- IMMIX Ensemble
- Fearghus Ó Conchúir
The lights dimmed in The Bluecoat’s black and boxy performance room, a screen showing outlines of two teardrops rotating and spinning, always returning to face each other, becomes the focal point. The image of the two vortexing shapes moving apart then coming together seems apt for the night of collaborative endeavour that lies ahead between experimental synth pop trio STEALING SHEEP, classical instrumentalists with a keen ear for collaboration, IMMIX ENSEMBLE, and contemporary Irish dancer FEARGHUS Ó CONCHÚIR. Beneath the screen, the stage that provides the platform for Ó Conchúir is set up in the shape of a letter T, the long point jutting back towards the revolving image behind. Tucked away on the left-hand side of the stage stand Stealing Sheep’s keyboards, synths and drums, while on the right sit the chairs and music stands that will soon cater to the members of IMMIX Ensemble.
Ahead of hearing and seeing the fruits of this collective labour, GERMANAGER opens the show, sitting at a table in the centre of the T’s shorter axis. One man and an array of musical accessories, he manages to hold the attention of the already full performance space. Using an iPad to play his music with the intermittent aid of a drum pad, electric guitar and violin, Germanager exudes intelligence, dexterity, warmth and humour despite using a set-up that could very easily be alienating. Juvenile, for which he brings out his violin, is the most intricate track of the set, and showcases the strength of his vocal, as well as the ingenuity of his intriguing and well-executed idea. It’s an ideal warm-up to a night further imbued with innovation.
From the layout of the stage, it is evident that Ó Conchúir is the visual focal point of the performance, his athletic body exposed and accentuated between the two sets of musicians. The contemporary dancer from the Ring Gaeltacht was meant to be joined by Aoife McAtamney, a dance artist and choreographer, but she was unable to perform, and so he alone occupies the chasm between the classical musicians and dreamy poppers.
Stealing Sheep muster a sci-fi-like sound, infused with surges of folk courtesy of recurrent lap steel guitar. It’s strange and romantic, futuristic and nostalgic all at once, and is met musically by the mournful sound of the cellist and clarinet playing across the way. Ó Conchúir’s lithe body contorts in perfect unison with this sound; his leaps are acrobatic and his figure pulses in time with the ceremonial drumming and sombre oboe that underpin the set.
Summoning a prog pop sound, complemented by the orchestration of IMMIX, Stealing Sheep adapt Evolve & Expand from their latest album Not Real, filling the usually-stripped back track with droning sounds. It is this song that seems to have the greatest effect on Ó Conchúir, who cowers in contorted despair, before stirring, ballet-like, in elation.
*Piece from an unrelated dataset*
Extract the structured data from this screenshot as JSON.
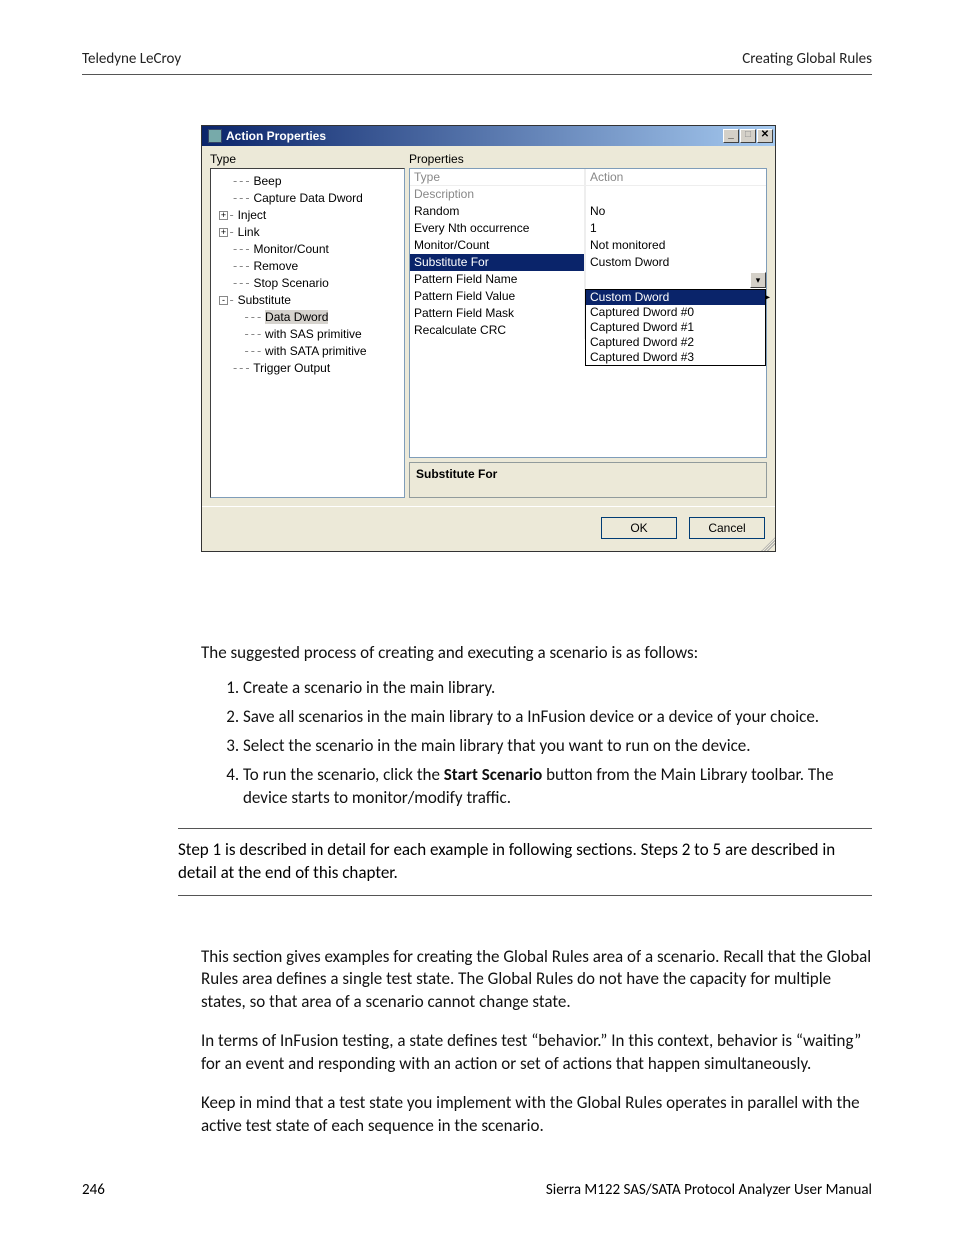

This elation, however, seems minuscule in comparison to the joy that creeps across the reassured faces of all involved parties once the set is finished. The beaming smiles are well justified, the performance illustrates a true triumph in collaboration; not one element overpowered another, and each was equally integral to the whole. A compelling case in point for song, dance and vision.